1 These cases involved the same counsel.

2 The matrix is a chart derived from hourly rates allowed by the district court in Laffey v. Northwest Airlines, Inc., 572 F.Supp. 354 (D.D.C. 1983). The matrix is prepared annually by the Civil Division of the United States Attorney's Office for the District of Columbia for use in "fee-shifting" statutes where the prevailing party is entitled to a "reasonable" attorney's fee. www.usdoi.gov/usao/dc/divisions/Civil_Division/ laffey_matrix_6.html.
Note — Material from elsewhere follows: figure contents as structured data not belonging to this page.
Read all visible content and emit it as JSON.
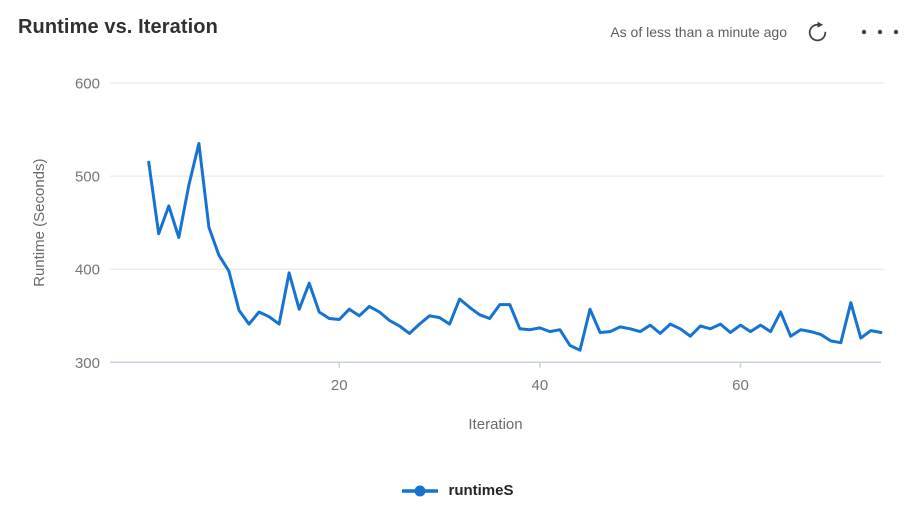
{
  "header": {
    "title": "Runtime vs. Iteration",
    "as_of": "As of less than a minute ago",
    "refresh_icon": "refresh-icon",
    "more_icon": "more-horizontal-icon"
  },
  "chart_data": {
    "type": "line",
    "title": "Runtime vs. Iteration",
    "xlabel": "Iteration",
    "ylabel": "Runtime (Seconds)",
    "xlim": [
      1,
      74
    ],
    "ylim": [
      300,
      600
    ],
    "x_ticks": [
      20,
      40,
      60
    ],
    "y_ticks": [
      300,
      400,
      500,
      600
    ],
    "grid": "horizontal-gridlines-on",
    "legend_position": "bottom-center",
    "series": [
      {
        "name": "runtimeS",
        "color": "#1673d1",
        "x_start": 1,
        "x_step": 1,
        "values": [
          515,
          438,
          468,
          434,
          490,
          535,
          445,
          415,
          398,
          356,
          341,
          354,
          349,
          341,
          396,
          357,
          385,
          354,
          347,
          346,
          357,
          350,
          360,
          354,
          345,
          339,
          331,
          341,
          350,
          348,
          341,
          368,
          359,
          351,
          347,
          362,
          362,
          336,
          335,
          337,
          333,
          335,
          318,
          313,
          357,
          332,
          333,
          338,
          336,
          333,
          340,
          331,
          341,
          336,
          328,
          339,
          336,
          341,
          332,
          340,
          333,
          340,
          333,
          354,
          328,
          335,
          333,
          330,
          323,
          321,
          364,
          326,
          334,
          332
        ]
      }
    ]
  },
  "colors": {
    "line": "#1673d1",
    "grid": "#e6e6e6",
    "axis_line": "#c8d1e8",
    "title_text": "#323130",
    "secondary_text": "#605e5c",
    "tick_text": "#757575",
    "legend_text": "#252423",
    "icon": "#424242"
  }
}
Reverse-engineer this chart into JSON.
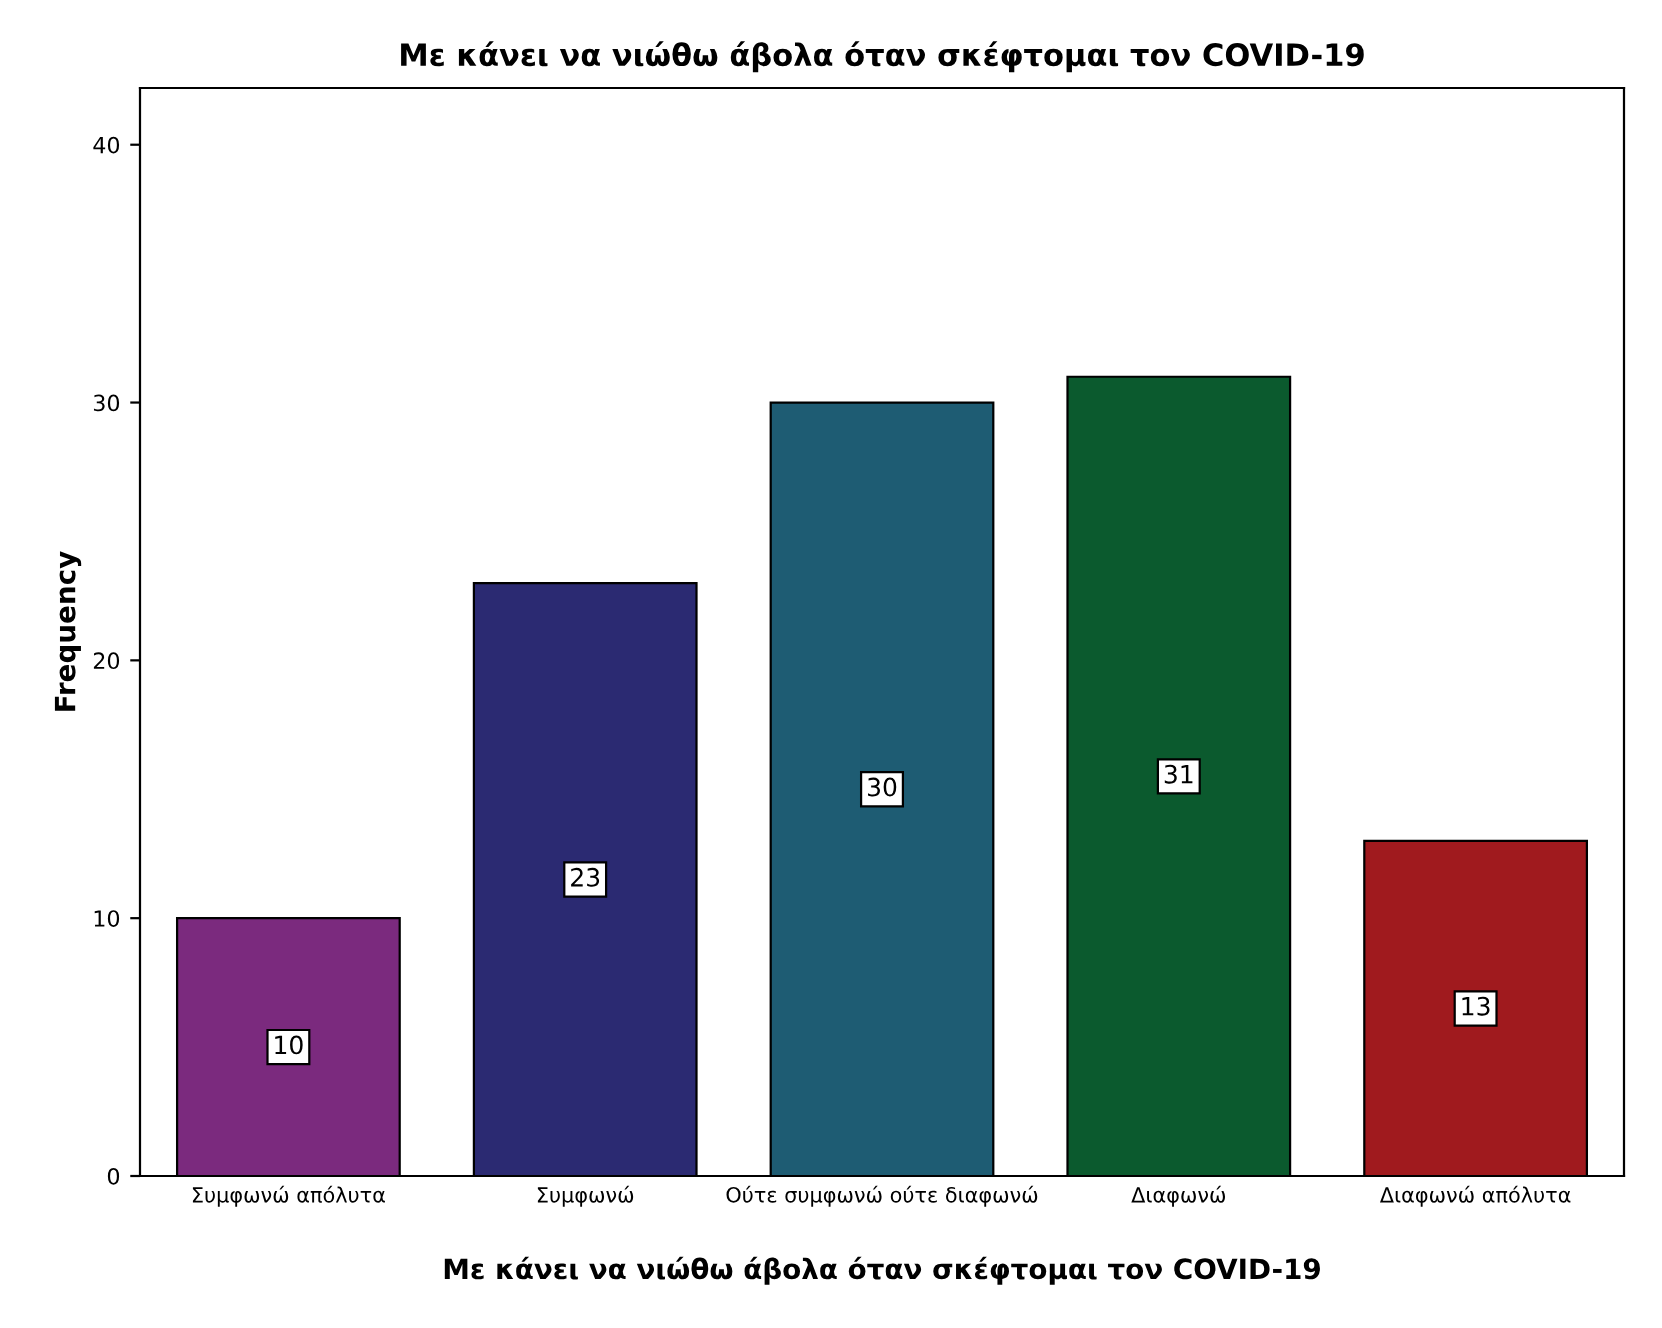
{
  "chart_data": {
    "type": "bar",
    "title": "Με κάνει να νιώθω άβολα όταν σκέφτομαι τον COVID-19",
    "xlabel": "Με κάνει να νιώθω άβολα όταν σκέφτομαι τον COVID-19",
    "ylabel": "Frequency",
    "categories": [
      "Συμφωνώ απόλυτα",
      "Συμφωνώ",
      "Ούτε συμφωνώ ούτε διαφωνώ",
      "Διαφωνώ",
      "Διαφωνώ απόλυτα"
    ],
    "values": [
      10,
      23,
      30,
      31,
      13
    ],
    "colors": [
      "#7b2a7e",
      "#2b2a72",
      "#1e5c73",
      "#0b5a2e",
      "#a01a1e"
    ],
    "ylim": [
      0,
      42.2
    ],
    "yticks": [
      0,
      10,
      20,
      30,
      40
    ],
    "data_labels": true,
    "grid": false,
    "legend": false
  }
}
3 The Morones Survey is a 2004 survey of commercial litigation fees in the Portland, Oregon, area taken by Serena Morones, a CPA. Claimant's counsel indicated that the Survey covers 281 attorneys in 16 firms.

4 Although the ALJ rejected its probative value, he found that the Morones Survey reported a 2004 average hourly rate of $344 for commercial litigators with 30 or more years of experience, and Mr. Crow opined that an attorney in the Portland, Oregon, area with counsel's experience, abilities, and reputation, should be earning between $350 and $400 per hour.